“Let it be enough,” he wrote to Alexander Carkeek, “until at a Greater Bar you shall stand condemned, that you know, and I know, and so does your vicar, that you have committed simony in your heart.”
So ended an episode with which I have dealt thus fully—at what a cost can well be imagined—partly because, as I have said, the contemporary newspaper accounts of it were either misleading or deliberately spiteful, but chiefly because it was the means adopted by Providence of uniting us still more closely with the Stools. That this was an end possible of achievement otherwise, I have never disguised my private opinion. But since it was to lead to my own ultimate matrimony, I have always considered it best to suspend judgment; and I cannot but feel convinced that my readers will share the relief with which I now begin to approach this distant event.

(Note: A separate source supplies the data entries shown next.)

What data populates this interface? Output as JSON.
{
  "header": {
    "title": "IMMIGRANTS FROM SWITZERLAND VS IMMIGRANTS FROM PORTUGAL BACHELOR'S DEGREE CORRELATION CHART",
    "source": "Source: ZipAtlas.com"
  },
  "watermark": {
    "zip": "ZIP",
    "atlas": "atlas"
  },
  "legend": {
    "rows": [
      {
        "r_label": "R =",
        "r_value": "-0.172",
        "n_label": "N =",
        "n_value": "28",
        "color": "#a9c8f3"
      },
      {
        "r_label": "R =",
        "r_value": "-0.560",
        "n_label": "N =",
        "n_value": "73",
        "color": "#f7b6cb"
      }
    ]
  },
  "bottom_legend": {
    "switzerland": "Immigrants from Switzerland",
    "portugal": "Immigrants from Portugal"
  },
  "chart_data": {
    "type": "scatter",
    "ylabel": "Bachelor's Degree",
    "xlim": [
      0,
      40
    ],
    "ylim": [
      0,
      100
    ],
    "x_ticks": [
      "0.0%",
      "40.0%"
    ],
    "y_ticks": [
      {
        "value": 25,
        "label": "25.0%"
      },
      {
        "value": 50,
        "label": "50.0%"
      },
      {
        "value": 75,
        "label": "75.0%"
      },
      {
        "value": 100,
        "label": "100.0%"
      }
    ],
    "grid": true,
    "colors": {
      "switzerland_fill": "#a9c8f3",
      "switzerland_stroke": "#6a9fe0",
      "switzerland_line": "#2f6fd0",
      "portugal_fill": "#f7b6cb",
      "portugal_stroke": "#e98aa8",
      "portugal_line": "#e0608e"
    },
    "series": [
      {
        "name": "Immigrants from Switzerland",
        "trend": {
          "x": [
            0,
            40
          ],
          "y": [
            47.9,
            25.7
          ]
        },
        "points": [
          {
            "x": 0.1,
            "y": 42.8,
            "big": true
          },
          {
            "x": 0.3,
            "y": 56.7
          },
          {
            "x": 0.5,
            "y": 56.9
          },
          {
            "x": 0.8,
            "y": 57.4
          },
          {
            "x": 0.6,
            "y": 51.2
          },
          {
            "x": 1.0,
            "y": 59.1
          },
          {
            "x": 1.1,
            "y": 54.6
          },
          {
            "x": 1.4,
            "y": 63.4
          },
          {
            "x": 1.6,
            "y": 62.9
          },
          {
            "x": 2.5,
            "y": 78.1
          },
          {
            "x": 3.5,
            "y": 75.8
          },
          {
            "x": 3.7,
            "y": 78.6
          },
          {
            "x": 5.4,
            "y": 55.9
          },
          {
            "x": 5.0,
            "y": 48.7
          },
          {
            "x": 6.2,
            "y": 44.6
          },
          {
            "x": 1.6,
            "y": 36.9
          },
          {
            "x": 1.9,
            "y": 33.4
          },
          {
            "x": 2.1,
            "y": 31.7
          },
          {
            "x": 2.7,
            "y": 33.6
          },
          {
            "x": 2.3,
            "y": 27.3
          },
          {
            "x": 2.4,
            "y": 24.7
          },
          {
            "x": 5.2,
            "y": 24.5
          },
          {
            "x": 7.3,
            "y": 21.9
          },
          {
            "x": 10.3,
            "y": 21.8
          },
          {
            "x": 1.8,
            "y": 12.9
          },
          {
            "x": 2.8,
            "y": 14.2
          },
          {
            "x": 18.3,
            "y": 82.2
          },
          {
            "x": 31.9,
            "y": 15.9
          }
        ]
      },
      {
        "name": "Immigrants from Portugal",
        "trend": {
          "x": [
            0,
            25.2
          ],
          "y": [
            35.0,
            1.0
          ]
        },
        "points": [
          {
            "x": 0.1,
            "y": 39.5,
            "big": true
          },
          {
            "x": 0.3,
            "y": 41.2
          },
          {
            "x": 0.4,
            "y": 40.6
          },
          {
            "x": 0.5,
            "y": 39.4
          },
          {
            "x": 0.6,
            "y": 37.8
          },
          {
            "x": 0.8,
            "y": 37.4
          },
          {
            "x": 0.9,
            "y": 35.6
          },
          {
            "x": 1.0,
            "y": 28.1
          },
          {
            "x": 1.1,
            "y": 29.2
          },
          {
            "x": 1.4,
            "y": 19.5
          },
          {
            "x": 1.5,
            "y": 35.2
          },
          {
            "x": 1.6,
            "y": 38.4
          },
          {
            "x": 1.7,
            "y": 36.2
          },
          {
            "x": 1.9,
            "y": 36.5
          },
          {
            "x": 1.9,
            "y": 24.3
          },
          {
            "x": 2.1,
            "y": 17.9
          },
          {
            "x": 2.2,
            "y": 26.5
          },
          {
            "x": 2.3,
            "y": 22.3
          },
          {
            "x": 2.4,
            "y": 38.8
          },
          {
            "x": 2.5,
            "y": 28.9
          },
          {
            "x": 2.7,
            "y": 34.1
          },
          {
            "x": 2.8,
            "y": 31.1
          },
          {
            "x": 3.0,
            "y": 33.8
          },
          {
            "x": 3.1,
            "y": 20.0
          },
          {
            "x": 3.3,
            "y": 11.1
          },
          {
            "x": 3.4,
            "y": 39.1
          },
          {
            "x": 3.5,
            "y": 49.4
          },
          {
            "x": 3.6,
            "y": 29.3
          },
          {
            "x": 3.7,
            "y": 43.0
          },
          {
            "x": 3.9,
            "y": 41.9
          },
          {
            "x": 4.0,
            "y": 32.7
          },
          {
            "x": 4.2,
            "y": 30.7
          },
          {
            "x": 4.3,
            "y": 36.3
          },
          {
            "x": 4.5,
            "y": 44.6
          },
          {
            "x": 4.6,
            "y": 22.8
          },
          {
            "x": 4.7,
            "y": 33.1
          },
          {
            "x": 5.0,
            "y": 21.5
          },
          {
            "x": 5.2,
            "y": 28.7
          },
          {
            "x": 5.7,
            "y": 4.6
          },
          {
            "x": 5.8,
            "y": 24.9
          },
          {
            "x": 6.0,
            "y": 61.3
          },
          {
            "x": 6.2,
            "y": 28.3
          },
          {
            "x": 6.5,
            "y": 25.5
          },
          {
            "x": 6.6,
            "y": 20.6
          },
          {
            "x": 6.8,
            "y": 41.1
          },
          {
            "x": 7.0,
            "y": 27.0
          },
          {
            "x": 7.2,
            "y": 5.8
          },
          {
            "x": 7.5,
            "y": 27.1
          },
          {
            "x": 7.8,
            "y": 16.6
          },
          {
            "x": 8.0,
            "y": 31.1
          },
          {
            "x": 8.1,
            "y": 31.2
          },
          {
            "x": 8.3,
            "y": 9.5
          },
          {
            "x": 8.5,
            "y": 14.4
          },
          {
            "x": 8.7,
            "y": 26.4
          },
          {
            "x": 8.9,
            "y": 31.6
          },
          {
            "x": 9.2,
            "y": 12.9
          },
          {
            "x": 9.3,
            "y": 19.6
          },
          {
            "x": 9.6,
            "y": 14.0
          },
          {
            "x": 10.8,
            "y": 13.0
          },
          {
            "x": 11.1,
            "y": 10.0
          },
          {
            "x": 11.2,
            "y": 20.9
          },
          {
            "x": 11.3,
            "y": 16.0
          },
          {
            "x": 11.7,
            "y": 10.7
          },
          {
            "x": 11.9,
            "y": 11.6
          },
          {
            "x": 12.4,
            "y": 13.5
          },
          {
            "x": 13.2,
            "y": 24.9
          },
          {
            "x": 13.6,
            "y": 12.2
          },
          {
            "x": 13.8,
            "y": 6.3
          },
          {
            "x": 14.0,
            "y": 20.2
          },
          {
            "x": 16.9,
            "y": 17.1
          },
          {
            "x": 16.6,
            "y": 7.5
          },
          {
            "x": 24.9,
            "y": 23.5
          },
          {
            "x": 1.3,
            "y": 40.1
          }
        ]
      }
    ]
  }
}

For it was still distant. Let there be no mistake about that. And in the particular form in which it was about to be adumbrated, I ought not to conceal, perhaps, that for several years I found it extremely distasteful. Nevertheless it came about, and even when Ezekiel first suggested it, deeply repugnant though the idea seemed to me, I could not help recognizing and suitably acknowledging the generosity with which it had been put forward.
“Dear Augustus,” he said, “each of my sisters will receive an equal portion of my father’s estate, and if it would be any help to you, I should be only too glad to give you one of them in marriage.”
This was on the Sunday evening, I remember, the sixth after we had lost our action against the Camberwell Observer, and the seventeenth after my father had been mulcted in costs by the infamous judgment of the Court of Appeal—upon which we had decided, after careful investigation, to transfer our worship to St. Nicholas, Newington Butts. A quiet edifice, devoid of a lectern, yet within a few yards of the tram-lines, it had seemed to us both, although it had various drawbacks, as suitable a receptacle as we should be likely to find for the very modified degree of worship of which my father now remained capable.
“After what has happened,” he said, “it is of course a subject in which I can scarcely be expected to take much further interest. But the church appears clean and its clergy seem obliging, if not particularly intelligent.”
Making it quite clear, therefore, that he would be entirely unable to accept any position of responsibility, and that his attendances, even as an ordinary worshipper, would almost certainly be precarious, my father had added his name to its list of clients, to which I had been very happy to subscribe my own. This we had done verbally, at the close of the morning service, to the obvious satisfaction of the vicar and his curate, Ezekiel having been absent, as his sisters had informed me, owing to a mild attack of gastro-enteritis. At the evening service, however, he was present as usual, and it was upon our way home together after its close that I told him of the decision to which my father and I had come, and of which we had already apprised the clergy. Transported with delight, he shook me by the hand, the hairs upon his face sparkling with happy tears, and I shall never forget the emotion with which he expressed his hope that this would complete the intimacy between us.
“Drawn together,” he said, “in the A.D.S.U. and by your memorable salvation of me on the fifth of November, and further united in the misfortunes that have befallen the fathers of us both, surely this must be the link that shall finally unite us in a firm and irrevocable friendship.”
Deeply moved, I was unable to reply for a moment. But presently, in a response of some duration, I contrived to signify my general agreement with the aspirations that he had enunciated. He then invited me to share a second evening meal with himself, his mother and his five sisters, and it was during the progress of this that I first became aware of a new development of his character. Hitherto, as I have said, of an extremely gentle and even yielding disposition, he had now assumed, with a dignity and completeness that both surprised and delighted me, not only the headship of the table but the full direction of the household. Thus when Faith ventured upon a remark that, on a week-day, might have been considered humorous, he at once reminded her that it was the Sabbath and gently but firmly demanded an apology; while a look from his eye was sufficient to quell Hope who inadvertently “hiccuped” during the pronouncement of grace. I was glad to observe, too, that these facially unattractive girls all remained seated until he had indicated that they might rise, and that together with their mother they instantly left the room when he inclined his head toward the door.
So effective, indeed, was his assumption of his father’s duties that I could not refrain from congratulating him, and it was during the conversation that naturally followed that he supplied me with details of the family finances. Thus I learned from him that, prior to his admission to the Home of Rest in which he was now detained, his father had been persuaded by his legal advisers to retire from the management of the Adult Gripe Water; and that the right to manufacture this, together with the existing plant, had then been sold to a limited company. As the sole proprietor, Mr. Abraham Stool had received a considerable sum of money, half of this having been paid to him in cash and the remainder in shares of the new company. The cash had then been invested, upon his solicitor’s advice, in colonial and Government securities, and a will drawn up of which Ezekiel was kind enough to give me the exact particulars. Then he paused for a moment, and it was then, leaning towards me with the utmost affection, that he uttered the words of which, as I have already recorded, I could not but recognize the good feeling.